Ich erzähle ihm, dass ich im Januar mit einem Freund wiederkommen werde. Er gibt mir seine Nummer und sagt ich solle ihm einfach schreiben wenn es soweit ist. Dann würde er mir mein Lieblingsbier holen, es kaltstellen und garantiert sicherstellen, dass es nie zu einem Versorgungsengpass kommen wird.

Unser gemeinsamer Abend endet in einer Pizzeria, wo mich die beiden Mädels nach San Diego einladen. Das ist nicht so weit von San Francisco, wo ein Bekannter wohnt, den ich schon seit 5 Jahren besuchen will. Da ich faktisch aber nicht mehr in die USA einreisen darf, wird daraus auf absehbare Zeit wohl nichts.

Es ist nämlich so, dass die armen USA sich gegen die massive Übermacht aus Kuba schützen müssen und es deshalb unter Trump wieder auf die Liste der terroristischen Länder haben setzen lassen. Diese Länder werden besonders hart sanktioniert und so wurde im März diesen Jahres unter Biden veranlasst, dass jeder, der in den letzten 11 Jahren nach Kuba gereist ist besonders verdächtig ist ein böser Mensch, vielleicht gar ein sog. Kommunist zu sein.

Daher ist die vereinfachte Einreise über das ESTA Programm nicht mehr möglich. Stattdessen muss einem geheimdienstlichen Hintergrundcheck zugestimmt werden und ein reguläres Visum beantragt werden. Das dauert aber bis zu einem Jahr Bearbeitungszeit und kostet viel Geld. Was sollen sie auch sonst machen die armen armen USA? Würden sie doch sonst von der Wirtschaftsmacht Kuba unterwandert und gegebenenfalls sogar sozialistisch oder gar kommunistisch.

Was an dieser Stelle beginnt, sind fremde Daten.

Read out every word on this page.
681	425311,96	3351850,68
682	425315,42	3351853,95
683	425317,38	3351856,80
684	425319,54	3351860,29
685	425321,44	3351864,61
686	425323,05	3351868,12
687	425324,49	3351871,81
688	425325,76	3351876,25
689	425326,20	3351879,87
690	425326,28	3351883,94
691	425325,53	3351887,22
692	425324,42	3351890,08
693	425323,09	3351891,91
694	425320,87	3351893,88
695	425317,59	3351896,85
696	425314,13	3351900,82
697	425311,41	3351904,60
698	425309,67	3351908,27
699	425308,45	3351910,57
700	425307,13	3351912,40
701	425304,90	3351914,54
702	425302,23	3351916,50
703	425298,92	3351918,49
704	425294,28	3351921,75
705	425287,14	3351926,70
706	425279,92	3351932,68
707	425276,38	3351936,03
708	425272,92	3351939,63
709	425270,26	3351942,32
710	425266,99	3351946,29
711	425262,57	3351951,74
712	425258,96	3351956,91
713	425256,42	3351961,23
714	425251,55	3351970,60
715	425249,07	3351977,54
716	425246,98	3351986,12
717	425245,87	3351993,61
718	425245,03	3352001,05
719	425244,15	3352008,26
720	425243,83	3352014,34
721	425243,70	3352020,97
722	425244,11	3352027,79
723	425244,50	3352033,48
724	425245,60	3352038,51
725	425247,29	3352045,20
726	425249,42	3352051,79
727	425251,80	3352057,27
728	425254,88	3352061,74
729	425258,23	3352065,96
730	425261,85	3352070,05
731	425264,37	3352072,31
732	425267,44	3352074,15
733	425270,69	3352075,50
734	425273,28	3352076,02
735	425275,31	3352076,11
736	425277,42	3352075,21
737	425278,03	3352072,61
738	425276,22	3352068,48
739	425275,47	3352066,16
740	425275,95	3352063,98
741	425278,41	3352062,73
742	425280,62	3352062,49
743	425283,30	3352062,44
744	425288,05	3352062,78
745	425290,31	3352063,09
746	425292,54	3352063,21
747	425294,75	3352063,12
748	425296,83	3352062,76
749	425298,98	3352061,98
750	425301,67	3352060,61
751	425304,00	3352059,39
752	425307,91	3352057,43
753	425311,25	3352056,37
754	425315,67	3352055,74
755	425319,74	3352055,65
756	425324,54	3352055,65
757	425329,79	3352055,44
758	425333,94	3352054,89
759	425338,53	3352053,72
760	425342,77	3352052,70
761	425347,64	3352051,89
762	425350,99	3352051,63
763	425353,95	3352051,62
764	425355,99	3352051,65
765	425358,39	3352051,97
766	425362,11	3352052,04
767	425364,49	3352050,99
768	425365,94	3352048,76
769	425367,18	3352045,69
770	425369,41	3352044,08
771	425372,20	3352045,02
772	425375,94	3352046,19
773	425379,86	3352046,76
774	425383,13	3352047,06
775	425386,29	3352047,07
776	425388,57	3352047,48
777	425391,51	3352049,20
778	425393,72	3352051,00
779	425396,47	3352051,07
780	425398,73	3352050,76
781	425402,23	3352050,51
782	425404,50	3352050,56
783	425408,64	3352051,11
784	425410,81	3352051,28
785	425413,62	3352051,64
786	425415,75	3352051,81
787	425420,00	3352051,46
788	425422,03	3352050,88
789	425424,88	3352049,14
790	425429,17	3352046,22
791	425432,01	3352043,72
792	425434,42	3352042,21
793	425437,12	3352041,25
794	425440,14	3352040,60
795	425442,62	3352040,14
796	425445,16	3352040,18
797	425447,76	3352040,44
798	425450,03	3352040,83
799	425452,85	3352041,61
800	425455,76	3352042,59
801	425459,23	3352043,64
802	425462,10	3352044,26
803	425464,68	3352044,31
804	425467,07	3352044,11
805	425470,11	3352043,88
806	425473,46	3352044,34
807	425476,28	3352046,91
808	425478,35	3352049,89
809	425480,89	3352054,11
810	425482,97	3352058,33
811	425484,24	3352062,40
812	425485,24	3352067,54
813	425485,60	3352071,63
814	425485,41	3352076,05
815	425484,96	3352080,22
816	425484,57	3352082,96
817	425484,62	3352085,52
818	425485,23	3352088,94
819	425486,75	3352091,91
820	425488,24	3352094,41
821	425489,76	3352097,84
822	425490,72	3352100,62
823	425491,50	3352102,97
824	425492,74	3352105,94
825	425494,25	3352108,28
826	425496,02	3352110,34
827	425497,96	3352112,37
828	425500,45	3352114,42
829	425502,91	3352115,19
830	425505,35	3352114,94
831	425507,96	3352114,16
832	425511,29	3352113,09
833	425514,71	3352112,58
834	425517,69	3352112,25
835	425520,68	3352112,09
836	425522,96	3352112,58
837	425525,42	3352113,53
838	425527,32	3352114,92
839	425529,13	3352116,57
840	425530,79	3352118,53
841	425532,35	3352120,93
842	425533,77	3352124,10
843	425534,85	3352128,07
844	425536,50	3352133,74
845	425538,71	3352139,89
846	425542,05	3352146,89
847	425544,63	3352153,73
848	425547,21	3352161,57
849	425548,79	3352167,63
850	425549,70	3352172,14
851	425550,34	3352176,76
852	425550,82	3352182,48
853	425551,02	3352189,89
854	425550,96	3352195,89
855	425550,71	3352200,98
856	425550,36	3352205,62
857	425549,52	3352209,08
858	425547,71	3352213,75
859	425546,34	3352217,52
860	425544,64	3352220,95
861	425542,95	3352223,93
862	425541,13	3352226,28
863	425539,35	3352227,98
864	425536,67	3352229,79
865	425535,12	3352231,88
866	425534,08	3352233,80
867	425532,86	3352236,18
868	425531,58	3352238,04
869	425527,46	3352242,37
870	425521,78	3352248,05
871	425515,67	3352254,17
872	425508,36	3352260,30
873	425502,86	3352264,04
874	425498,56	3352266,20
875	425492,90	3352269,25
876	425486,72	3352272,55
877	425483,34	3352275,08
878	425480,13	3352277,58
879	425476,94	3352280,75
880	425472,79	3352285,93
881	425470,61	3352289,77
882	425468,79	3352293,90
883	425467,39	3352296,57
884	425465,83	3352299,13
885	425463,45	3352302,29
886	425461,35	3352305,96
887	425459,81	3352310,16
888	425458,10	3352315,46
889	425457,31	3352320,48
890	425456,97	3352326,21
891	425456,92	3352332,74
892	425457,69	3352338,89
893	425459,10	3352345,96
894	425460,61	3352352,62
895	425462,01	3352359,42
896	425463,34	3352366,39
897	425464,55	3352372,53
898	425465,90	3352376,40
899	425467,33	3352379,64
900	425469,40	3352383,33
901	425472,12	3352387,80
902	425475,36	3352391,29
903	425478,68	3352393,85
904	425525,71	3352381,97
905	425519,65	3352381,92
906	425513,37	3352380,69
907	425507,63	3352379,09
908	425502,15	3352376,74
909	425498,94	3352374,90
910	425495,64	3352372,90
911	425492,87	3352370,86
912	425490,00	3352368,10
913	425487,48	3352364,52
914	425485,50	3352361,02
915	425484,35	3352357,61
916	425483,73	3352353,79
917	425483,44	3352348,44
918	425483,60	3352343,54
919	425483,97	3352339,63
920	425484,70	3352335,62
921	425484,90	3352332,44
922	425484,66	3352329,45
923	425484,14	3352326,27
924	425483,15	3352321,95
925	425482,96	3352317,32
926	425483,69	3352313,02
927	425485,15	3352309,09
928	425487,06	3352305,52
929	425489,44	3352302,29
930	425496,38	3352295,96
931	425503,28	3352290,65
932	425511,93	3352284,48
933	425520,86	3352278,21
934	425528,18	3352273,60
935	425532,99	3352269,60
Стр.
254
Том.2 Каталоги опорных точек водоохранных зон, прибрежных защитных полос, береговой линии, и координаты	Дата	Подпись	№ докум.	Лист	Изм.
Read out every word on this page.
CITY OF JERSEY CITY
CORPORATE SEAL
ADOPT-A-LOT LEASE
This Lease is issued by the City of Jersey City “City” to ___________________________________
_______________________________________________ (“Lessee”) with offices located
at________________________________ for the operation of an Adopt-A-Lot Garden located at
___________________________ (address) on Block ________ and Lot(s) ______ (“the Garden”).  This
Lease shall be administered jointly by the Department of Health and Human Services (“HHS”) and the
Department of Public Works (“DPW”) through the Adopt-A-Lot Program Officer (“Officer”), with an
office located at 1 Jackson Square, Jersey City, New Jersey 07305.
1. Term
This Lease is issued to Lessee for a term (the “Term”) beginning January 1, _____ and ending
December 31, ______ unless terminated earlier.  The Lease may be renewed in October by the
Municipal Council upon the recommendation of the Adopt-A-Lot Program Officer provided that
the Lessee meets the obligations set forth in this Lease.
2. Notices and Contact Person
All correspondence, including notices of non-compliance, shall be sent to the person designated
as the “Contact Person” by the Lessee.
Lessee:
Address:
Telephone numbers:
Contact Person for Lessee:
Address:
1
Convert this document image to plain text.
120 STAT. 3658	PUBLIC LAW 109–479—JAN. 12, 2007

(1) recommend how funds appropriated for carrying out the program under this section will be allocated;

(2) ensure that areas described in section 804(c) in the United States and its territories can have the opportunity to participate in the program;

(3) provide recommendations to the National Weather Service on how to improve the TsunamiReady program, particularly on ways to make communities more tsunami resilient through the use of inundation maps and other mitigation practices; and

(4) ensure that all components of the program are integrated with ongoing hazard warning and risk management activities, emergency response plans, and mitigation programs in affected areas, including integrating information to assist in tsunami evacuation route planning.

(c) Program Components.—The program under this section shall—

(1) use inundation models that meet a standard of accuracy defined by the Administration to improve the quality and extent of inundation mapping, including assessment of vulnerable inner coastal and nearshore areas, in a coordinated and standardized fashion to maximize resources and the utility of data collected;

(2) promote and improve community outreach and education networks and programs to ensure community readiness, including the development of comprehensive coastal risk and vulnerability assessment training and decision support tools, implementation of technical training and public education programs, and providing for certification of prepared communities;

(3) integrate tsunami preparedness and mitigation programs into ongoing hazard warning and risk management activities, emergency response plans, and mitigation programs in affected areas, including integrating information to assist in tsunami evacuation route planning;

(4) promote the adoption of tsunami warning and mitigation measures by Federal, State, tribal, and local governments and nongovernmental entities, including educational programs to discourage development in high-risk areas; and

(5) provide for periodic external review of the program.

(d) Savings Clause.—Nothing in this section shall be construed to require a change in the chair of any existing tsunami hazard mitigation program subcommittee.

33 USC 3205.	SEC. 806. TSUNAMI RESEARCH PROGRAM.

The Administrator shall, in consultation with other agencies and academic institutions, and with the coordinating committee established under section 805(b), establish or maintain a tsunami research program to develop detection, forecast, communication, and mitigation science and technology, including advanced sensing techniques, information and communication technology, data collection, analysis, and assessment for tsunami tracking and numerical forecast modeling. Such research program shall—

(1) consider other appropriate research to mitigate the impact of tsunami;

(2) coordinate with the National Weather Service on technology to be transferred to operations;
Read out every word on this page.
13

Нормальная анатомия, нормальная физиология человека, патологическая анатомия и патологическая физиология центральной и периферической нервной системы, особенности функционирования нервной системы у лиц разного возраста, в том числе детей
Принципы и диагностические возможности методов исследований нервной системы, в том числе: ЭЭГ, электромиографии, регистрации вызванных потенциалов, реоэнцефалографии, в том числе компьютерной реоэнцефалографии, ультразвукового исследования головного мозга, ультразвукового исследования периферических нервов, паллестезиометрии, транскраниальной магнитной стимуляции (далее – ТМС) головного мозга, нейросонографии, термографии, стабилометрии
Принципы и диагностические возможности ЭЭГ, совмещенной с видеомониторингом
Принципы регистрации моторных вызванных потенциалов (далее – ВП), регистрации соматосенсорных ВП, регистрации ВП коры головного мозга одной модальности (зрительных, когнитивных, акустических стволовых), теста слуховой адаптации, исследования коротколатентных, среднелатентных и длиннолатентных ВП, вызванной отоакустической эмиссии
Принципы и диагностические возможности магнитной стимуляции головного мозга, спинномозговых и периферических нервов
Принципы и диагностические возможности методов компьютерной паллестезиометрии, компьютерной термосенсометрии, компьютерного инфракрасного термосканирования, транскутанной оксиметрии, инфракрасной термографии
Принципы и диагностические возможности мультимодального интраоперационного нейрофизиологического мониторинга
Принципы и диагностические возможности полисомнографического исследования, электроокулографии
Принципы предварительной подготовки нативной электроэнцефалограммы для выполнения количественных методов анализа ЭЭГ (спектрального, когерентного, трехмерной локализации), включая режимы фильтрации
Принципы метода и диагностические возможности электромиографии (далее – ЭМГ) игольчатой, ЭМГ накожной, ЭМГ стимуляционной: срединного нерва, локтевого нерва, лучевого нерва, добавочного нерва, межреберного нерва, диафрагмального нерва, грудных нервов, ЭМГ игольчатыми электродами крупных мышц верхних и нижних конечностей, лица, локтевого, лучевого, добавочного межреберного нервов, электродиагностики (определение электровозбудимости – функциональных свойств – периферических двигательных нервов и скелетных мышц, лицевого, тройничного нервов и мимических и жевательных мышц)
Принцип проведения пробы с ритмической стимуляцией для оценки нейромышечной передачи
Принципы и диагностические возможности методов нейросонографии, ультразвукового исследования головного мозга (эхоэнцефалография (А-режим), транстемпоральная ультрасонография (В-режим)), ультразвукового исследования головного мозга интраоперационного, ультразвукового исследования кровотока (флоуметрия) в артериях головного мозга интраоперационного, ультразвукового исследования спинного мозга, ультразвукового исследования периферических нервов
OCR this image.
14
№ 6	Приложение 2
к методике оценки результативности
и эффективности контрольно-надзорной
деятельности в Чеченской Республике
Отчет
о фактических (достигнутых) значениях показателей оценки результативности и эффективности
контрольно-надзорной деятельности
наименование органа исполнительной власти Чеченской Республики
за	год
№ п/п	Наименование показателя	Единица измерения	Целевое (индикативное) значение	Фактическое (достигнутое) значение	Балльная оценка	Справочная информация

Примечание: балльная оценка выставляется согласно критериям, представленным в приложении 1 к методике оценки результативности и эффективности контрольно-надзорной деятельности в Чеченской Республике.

Und wo vorher eine Antipathie war, ist das nun ein ganz klares Signal diesen Ort einfach zu meiden.

Ist ja auch ganz gut. So müssen mich mehr Menschen hier in Südamerika besuchen um mich wiederzusehen. Mirko aus San Francisco zum Beispiel… Es sind ja auch schon 5 Jahre…

Am nächsten Tag dann geht es in einem äußerst dreckigen Flugzeug von Viva Air nach Medellín. Die Stadt des ewigen Frühlings soll mich nach einem Monat Karibik wieder an kühlere Temperaturen gewöhnen – Tatsächlich lässt es sich auch ohne Krankheit bei 25 Grad frieren. Hier werde ich meinen Sprachlehrer wiedertreffen und mich dann aufmachen durchs Kaffeedreieck in den Süden Kolumbiens.